With March Madness in the rearview mirror, it's time to start taking a peek ahead to the 2021 NBA Draft.
For the first time in almost a decade, the Toronto Raptors are heading toward a lottery pick and potentially a pretty high one when the draft rolls around on July 29. It's created some excitement this season, at least for some fans who have adopted a tanking mindset and would prefer to see a few more ping pong balls in the lottery machine than a spot in the play-in tournament.
Over the next few months, we'll take a look at some mock drafts and zero in on some of the names the Raptors are probably looking at. First up, is Krysten Peek of Yahoo Sports' mock draft.
With the 7th pick in the 2021 NBA Draft, the Toronto Raptors select Davion Mitchell from Baylor University
Baylor's Davion Mitchell was one of the tournament's biggest draft risers. He's a 6-foot-2 junior guard who burst onto the scene this season averaging 14 points, 5.5 assists, on 51% shooting, and 44.7% 3-point shooting, all while leading the Bears to their first national championship in school history.
Prior to the tournament, Sports Illustrated's Jeremy Woo had Mitchell ranked 32nd on his draft big board.
"A late-blooming breakout season has put Mitchell on the radar as a Top 40 prospect with a real shot at the first round, with optimistic scouts viewing him as a plug-and-play bench guy early in his career," Woo wrote. "He’s made huge strides as a scorer over the past year, turning himself into a dynamic shooter off the dribble, and while he’s not going to shoot 49% from three in the NBA, his all-around improvement has to be taken seriously. Mitchell’s value stemmed from his work as a tough, athletic on-ball defender coming into this season. He’s 22, undersized, and more of a two than a point guard, which does raise the question of upside—this type of efficiency may be close to his ceiling—but it’s hard to watch him and not think he’s earned a shot at an NBA role."

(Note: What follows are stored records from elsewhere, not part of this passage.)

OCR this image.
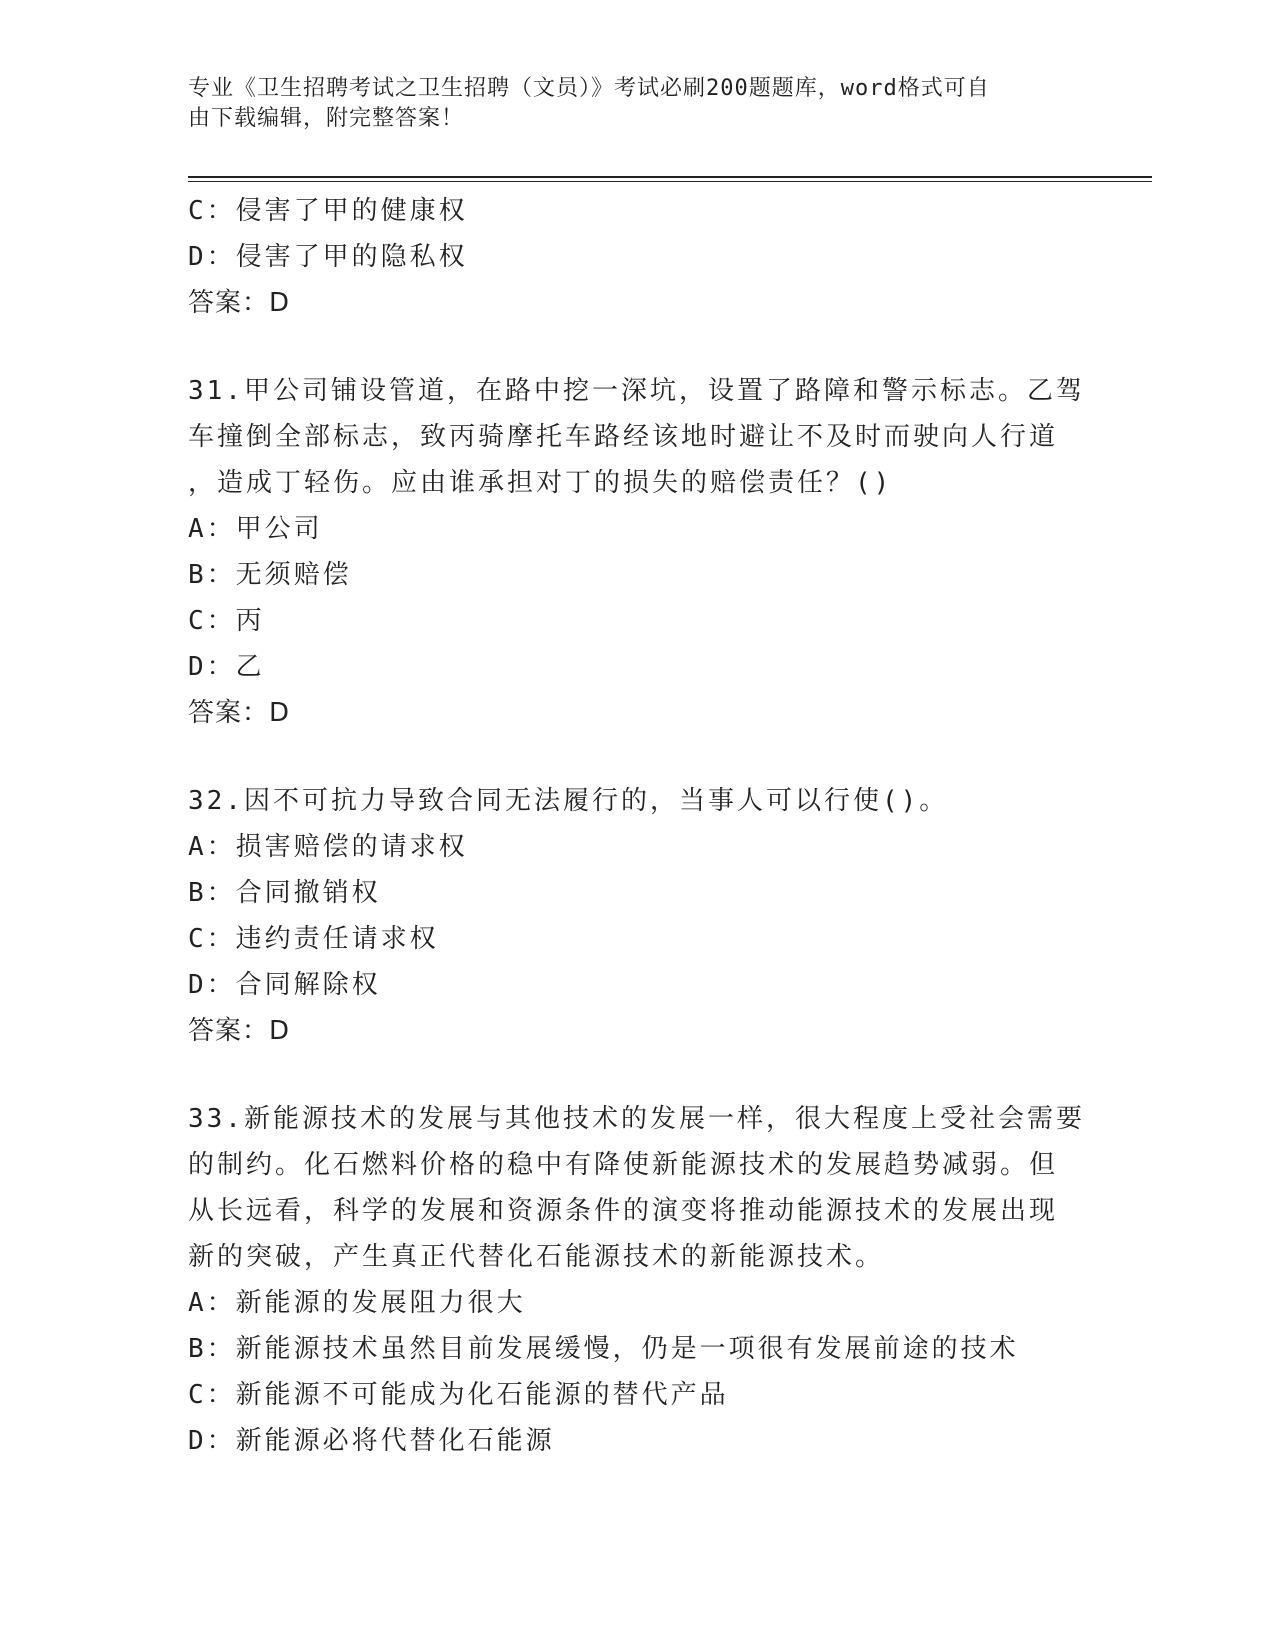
专业《卫生招聘考试之卫生招聘（文员）》考试必刷200题题库，word格式可自
由下载编辑，附完整答案！
C：侵害了甲的健康权
D：侵害了甲的隐私权
答案：D
31.甲公司铺设管道，在路中挖一深坑，设置了路障和警示标志。乙驾
车撞倒全部标志，致丙骑摩托车路经该地时避让不及时而驶向人行道
，造成丁轻伤。应由谁承担对丁的损失的赔偿责任？()
A：甲公司
B：无须赔偿
C：丙
D：乙
答案：D
32.因不可抗力导致合同无法履行的，当事人可以行使()。
A：损害赔偿的请求权
B：合同撤销权
C：违约责任请求权
D：合同解除权
答案：D
33.新能源技术的发展与其他技术的发展一样，很大程度上受社会需要
的制约。化石燃料价格的稳中有降使新能源技术的发展趋势减弱。但
从长远看，科学的发展和资源条件的演变将推动能源技术的发展出现
新的突破，产生真正代替化石能源技术的新能源技术。
A：新能源的发展阻力很大
B：新能源技术虽然目前发展缓慢，仍是一项很有发展前途的技术
C：新能源不可能成为化石能源的替代产品
D：新能源必将代替化石能源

Since then, Mitchell has skyrocketed up draft boards and reportedly has scouts seeing all-star caliber potential in the 22-year-old.

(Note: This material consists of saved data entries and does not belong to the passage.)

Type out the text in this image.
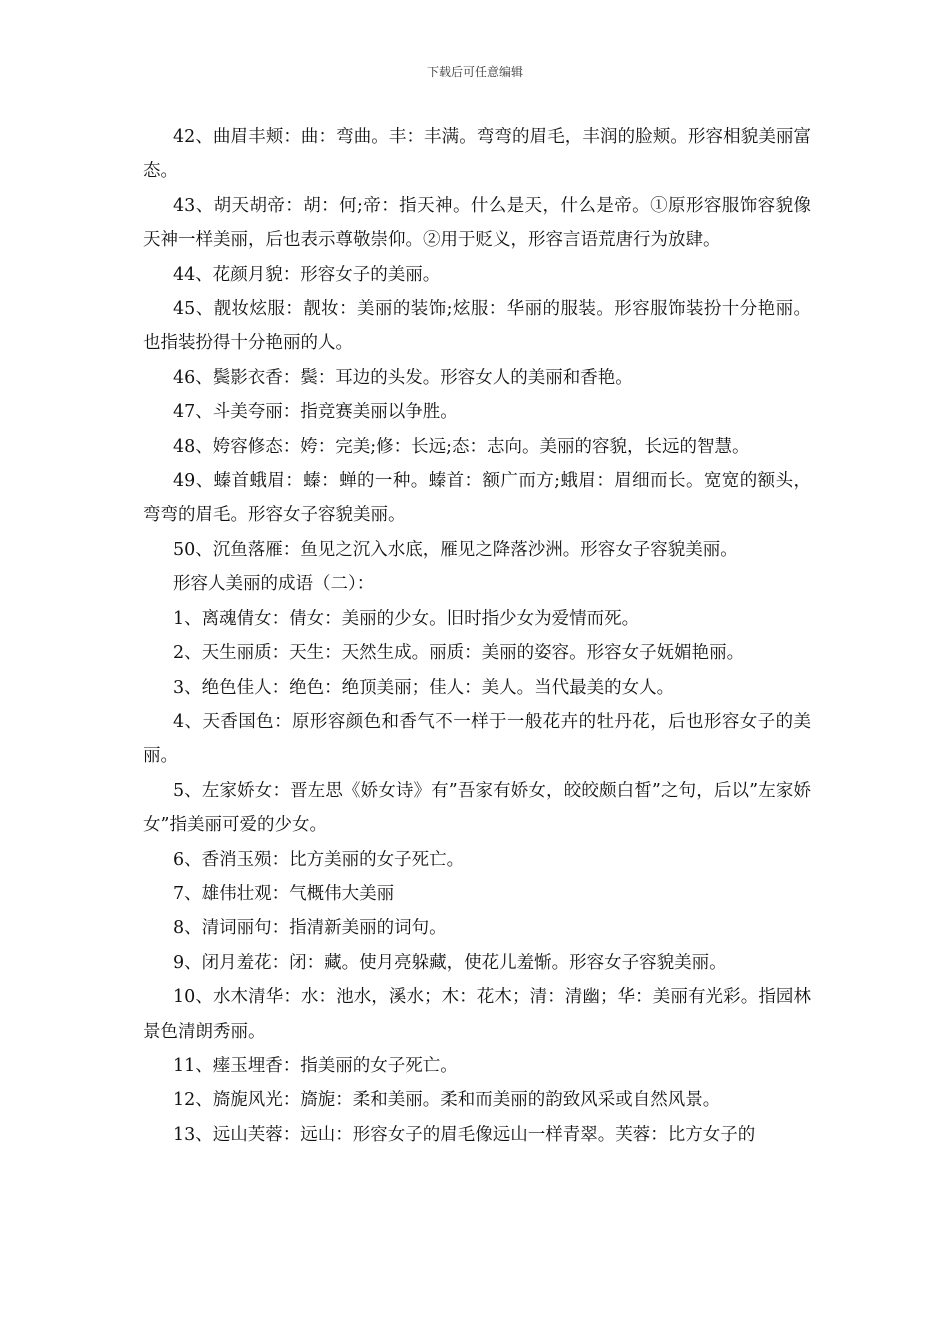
下载后可任意编辑

42、曲眉丰颊：曲：弯曲。丰：丰满。弯弯的眉毛，丰润的脸颊。形容相貌美丽富态。

43、胡天胡帝：胡：何;帝：指天神。什么是天，什么是帝。①原形容服饰容貌像天神一样美丽，后也表示尊敬崇仰。②用于贬义，形容言语荒唐行为放肆。

44、花颜月貌：形容女子的美丽。

45、靓妆炫服：靓妆：美丽的装饰;炫服：华丽的服装。形容服饰装扮十分艳丽。也指装扮得十分艳丽的人。

46、鬓影衣香：鬓：耳边的头发。形容女人的美丽和香艳。

47、斗美夸丽：指竞赛美丽以争胜。

48、姱容修态：姱：完美;修：长远;态：志向。美丽的容貌，长远的智慧。

49、螓首蛾眉：螓：蝉的一种。螓首：额广而方;蛾眉：眉细而长。宽宽的额头，弯弯的眉毛。形容女子容貌美丽。

50、沉鱼落雁：鱼见之沉入水底，雁见之降落沙洲。形容女子容貌美丽。

形容人美丽的成语（二）：

1、离魂倩女：倩女：美丽的少女。旧时指少女为爱情而死。

2、天生丽质：天生：天然生成。丽质：美丽的姿容。形容女子妩媚艳丽。

3、绝色佳人：绝色：绝顶美丽；佳人：美人。当代最美的女人。

4、天香国色：原形容颜色和香气不一样于一般花卉的牡丹花，后也形容女子的美丽。

5、左家娇女：晋左思《娇女诗》有”吾家有娇女，皎皎颇白皙”之句，后以”左家娇女”指美丽可爱的少女。

6、香消玉殒：比方美丽的女子死亡。

7、雄伟壮观：气概伟大美丽

8、清词丽句：指清新美丽的词句。

9、闭月羞花：闭：藏。使月亮躲藏，使花儿羞惭。形容女子容貌美丽。

10、水木清华：水：池水，溪水；木：花木；清：清幽；华：美丽有光彩。指园林景色清朗秀丽。

11、瘗玉埋香：指美丽的女子死亡。

12、旖旎风光：旖旎：柔和美丽。柔和而美丽的韵致风采或自然风景。

13、远山芙蓉：远山：形容女子的眉毛像远山一样青翠。芙蓉：比方女子的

“His upside in the league is definitely a Donovan Mitchell-type of player who plays way better defense,” Peek reported.
On the surface, Mitchell fits the mould of a Raptors prospect. He's an undersized guard with multiple years of college experience. If he is the best player available on Toronto's board when it's time to make a pick, it wouldn't be a shock if the Raptors tabbed the reigning NCAA champion, but it probably wouldn't be the best fit from a roster construction point of view.

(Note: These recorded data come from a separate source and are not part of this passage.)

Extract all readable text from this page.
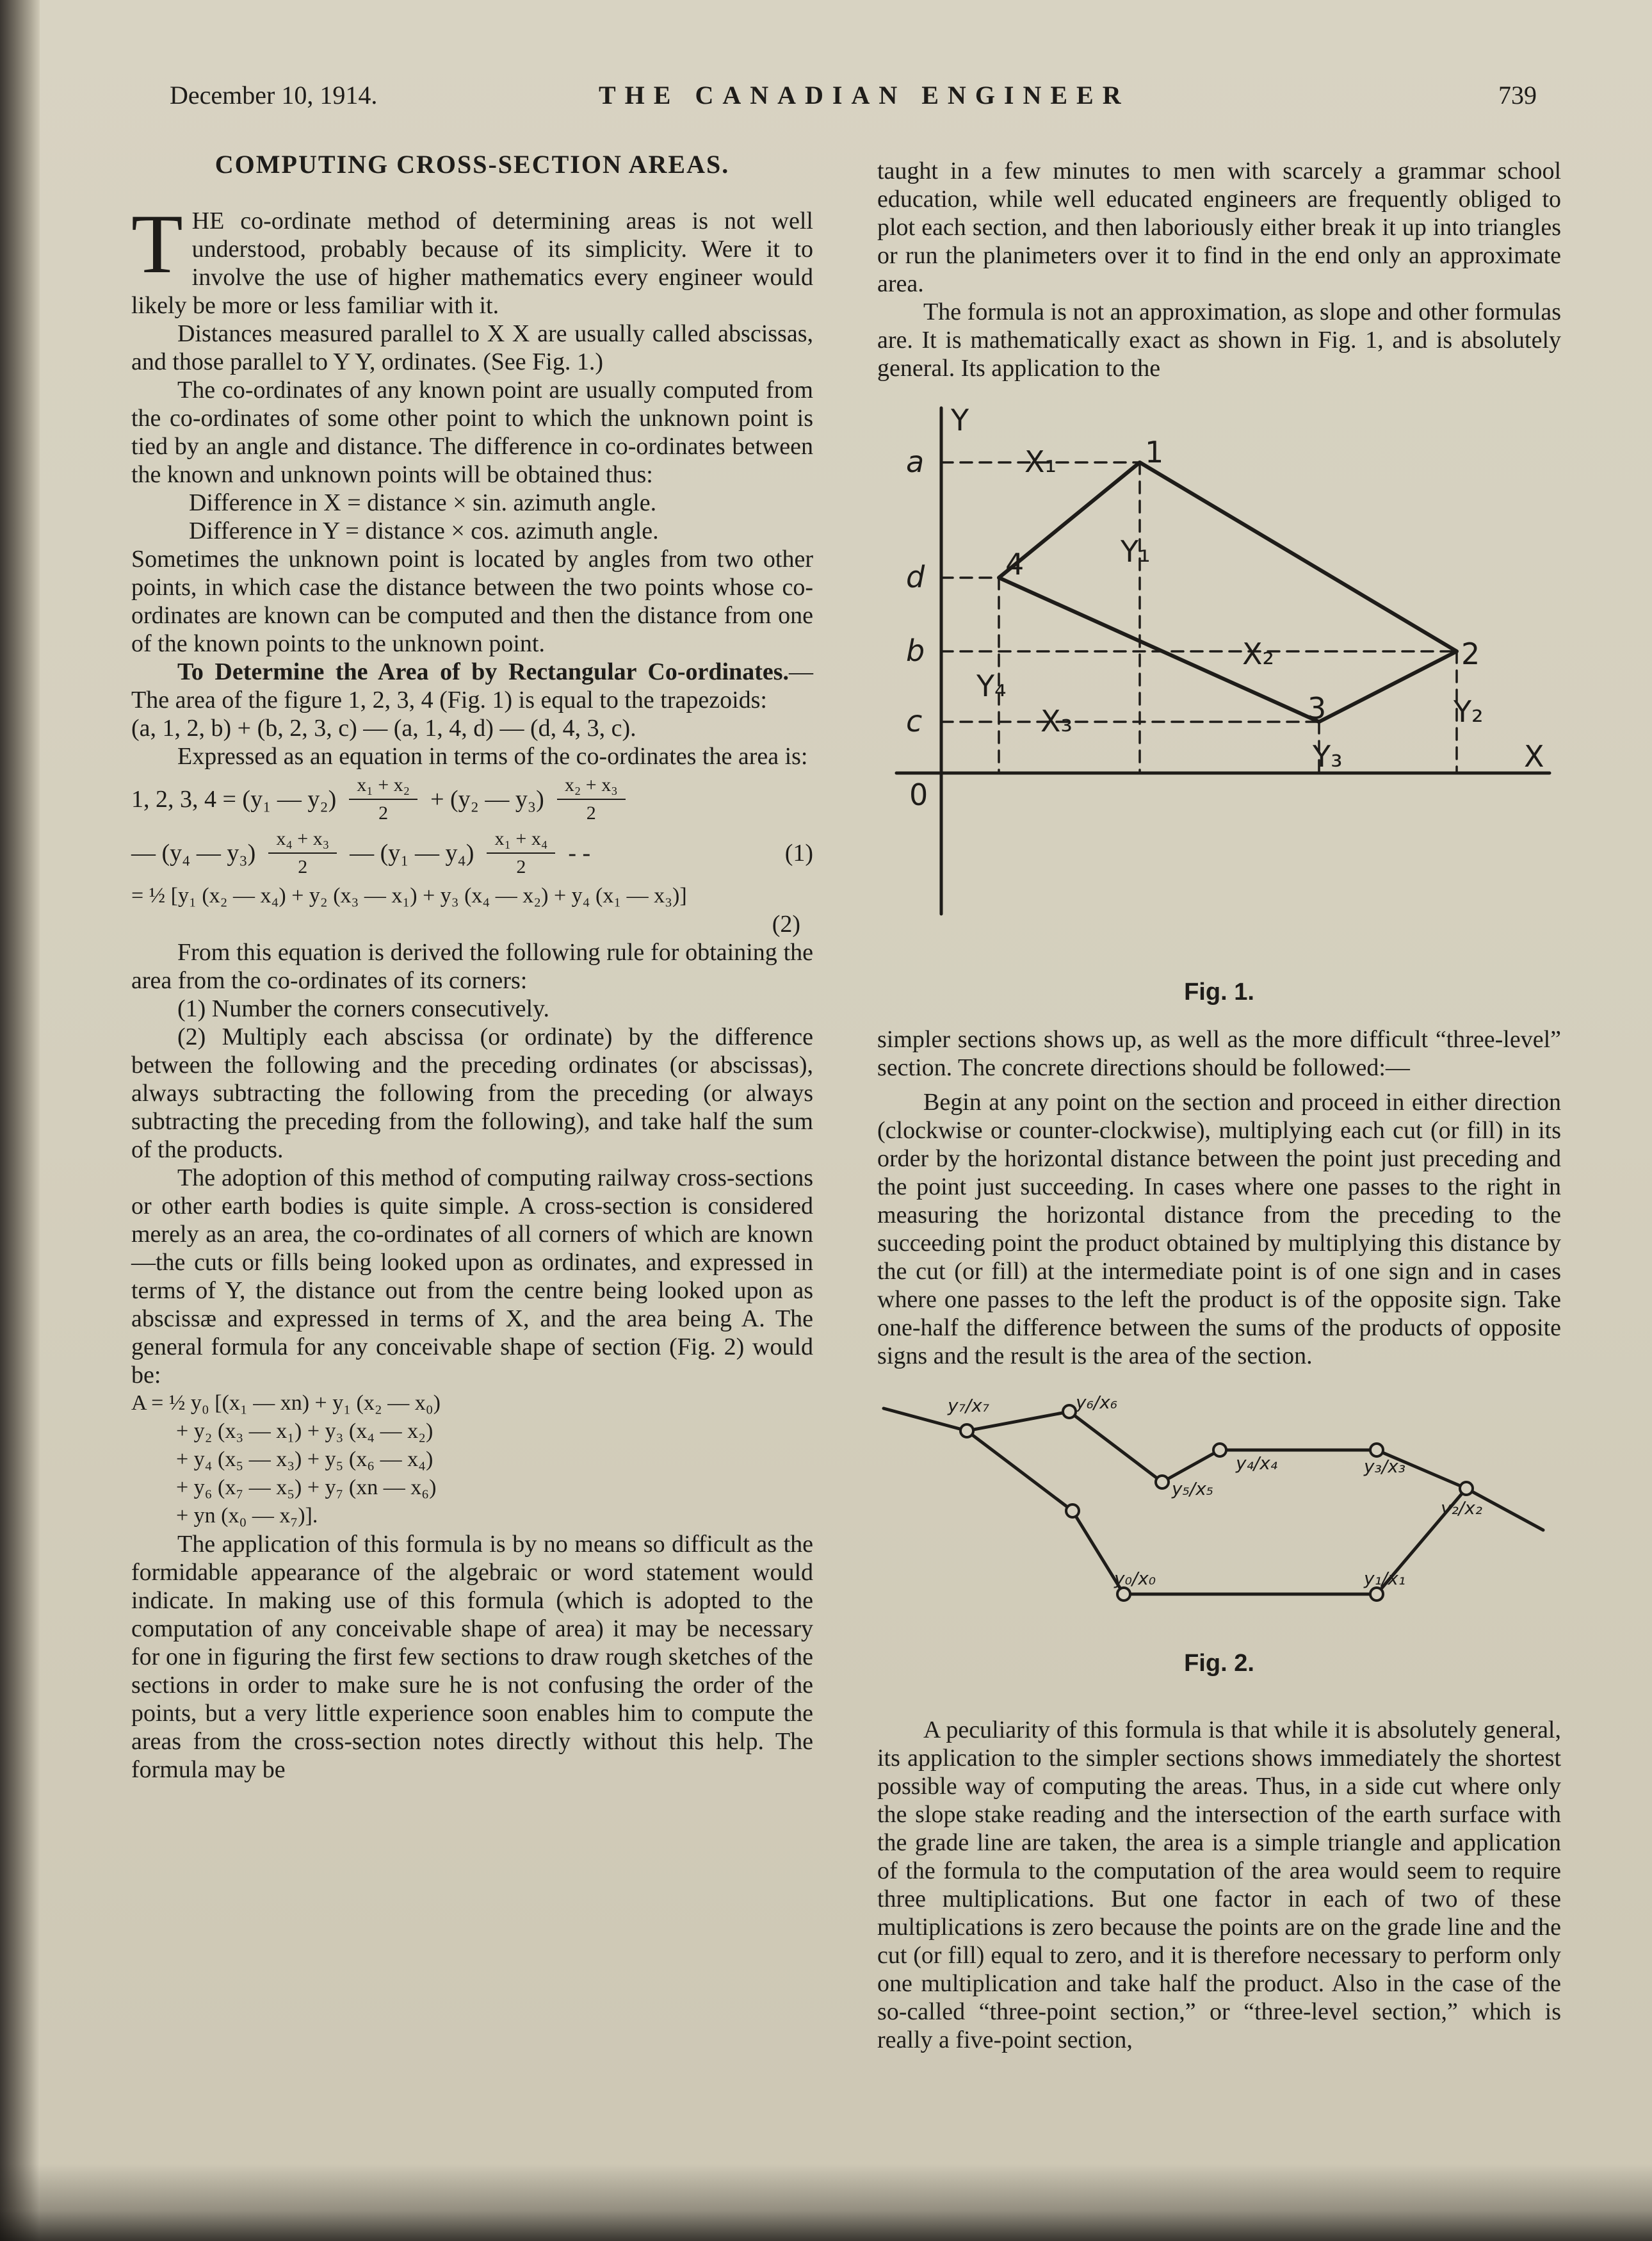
December 10, 1914.	THE CANADIAN ENGINEER	739
COMPUTING CROSS-SECTION AREAS.

THE co-ordinate method of determining areas is not well understood, probably because of its simplicity. Were it to involve the use of higher mathematics every engineer would likely be more or less familiar with it.

Distances measured parallel to X X are usually called abscissas, and those parallel to Y Y, ordinates. (See Fig. 1.)

The co-ordinates of any known point are usually computed from the co-ordinates of some other point to which the unknown point is tied by an angle and distance. The difference in co-ordinates between the known and unknown points will be obtained thus:

Difference in X = distance × sin. azimuth angle.

Difference in Y = distance × cos. azimuth angle.

Sometimes the unknown point is located by angles from two other points, in which case the distance between the two points whose co-ordinates are known can be computed and then the distance from one of the known points to the unknown point.

To Determine the Area of by Rectangular Co-ordinates.—The area of the figure 1, 2, 3, 4 (Fig. 1) is equal to the trapezoids:

(a, 1, 2, b) + (b, 2, 3, c) — (a, 1, 4, d) — (d, 4, 3, c).

Expressed as an equation in terms of the co-ordinates the area is:

1, 2, 3, 4 = (y₁ — $y_2) \frac{\text{x₁ + x₂}}{2} + (y_2$ — $y_3) \frac{\text{x₂ + x₃}}{2}$
— (y₄ — $y_3) \frac{\text{x₄ + x₃}}{2}$ — (y₁ — $y_4) \frac{\text{x₁ + x₄}}{2}$ - -	(1)

= ½ [y₁ (x₂ — x₄) + y₂ (x₃ — x₁) + y₃ (x₄ — x₂) + y₄ (x₁ — x₃)]

(2)

From this equation is derived the following rule for obtaining the area from the co-ordinates of its corners:

(1) Number the corners consecutively.

(2) Multiply each abscissa (or ordinate) by the difference between the following and the preceding ordinates (or abscissas), always subtracting the following from the preceding (or always subtracting the preceding from the following), and take half the sum of the products.

The adoption of this method of computing railway cross-sections or other earth bodies is quite simple. A cross-section is considered merely as an area, the co-ordinates of all corners of which are known—the cuts or fills being looked upon as ordinates, and expressed in terms of Y, the distance out from the centre being looked upon as abscissæ and expressed in terms of X, and the area being A. The general formula for any conceivable shape of section (Fig. 2) would be:

A = ½ y₀ [(x₁ — xn) + y₁ (x₂ — x₀)
+ y₂ (x₃ — x₁) + y₃ (x₄ — x₂)
+ y₄ (x₅ — x₃) + y₅ (x₆ — x₄)
+ y₆ (x₇ — x₅) + y₇ (xn — x₆)
+ yn (x₀ — x₇)].

The application of this formula is by no means so difficult as the formidable appearance of the algebraic or word statement would indicate. In making use of this formula (which is adopted to the computation of any conceivable shape of area) it may be necessary for one in figuring the first few sections to draw rough sketches of the sections in order to make sure he is not confusing the order of the points, but a very little experience soon enables him to compute the areas from the cross-section notes directly without this help. The formula may be

taught in a few minutes to men with scarcely a grammar school education, while well educated engineers are frequently obliged to plot each section, and then laboriously either break it up into triangles or run the planimeters over it to find in the end only an approximate area.

The formula is not an approximation, as slope and other formulas are. It is mathematically exact as shown in Fig. 1, and is absolutely general. Its application to the

Y
X
0
a
d
b
c
1
2
3
4
X₁
X₂
X₃
Y₁
Y₂
Y₃
Y₄
Fig. 1.

simpler sections shows up, as well as the more difficult “three-level” section. The concrete directions should be followed:—

Begin at any point on the section and proceed in either direction (clockwise or counter-clockwise), multiplying each cut (or fill) in its order by the horizontal distance between the point just preceding and the point just succeeding. In cases where one passes to the right in measuring the horizontal distance from the preceding to the succeeding point the product obtained by multiplying this distance by the cut (or fill) at the intermediate point is of one sign and in cases where one passes to the left the product is of the opposite sign. Take one-half the difference between the sums of the products of opposite signs and the result is the area of the section.

y₇/x₇	y₆/x₆
y₅/x₅
y₄/x₄	y₃/x₃
y₂/x₂
y₁/x₁
y₀/x₀
Fig. 2.

A peculiarity of this formula is that while it is absolutely general, its application to the simpler sections shows immediately the shortest possible way of computing the areas. Thus, in a side cut where only the slope stake reading and the intersection of the earth surface with the grade line are taken, the area is a simple triangle and application of the formula to the computation of the area would seem to require three multiplications. But one factor in each of two of these multiplications is zero because the points are on the grade line and the cut (or fill) equal to zero, and it is therefore necessary to perform only one multiplication and take half the product. Also in the case of the so-called “three-point section,” or “three-level section,” which is really a five-point section,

Toronto already has Fred VanVleet and Malachi Flynn locked up as two undersized guards and drafting another one doesn't seem like the best strategy. Right now, the Kyle Lowry and VanVleet backcourt works because the two guards can play bigger than their statue and are too productive to take off the court. Ideally, however, the Raptors would probably prefer a backcourt with a little more size, and adding Mitchell wouldn't really allow for that.
The Raptors might be better off going with Keon Johnson, a 6-foot-5 guard from Tennessee, or Kai Jones, a very raw 6-foot-11 big from Texas, with their top pick.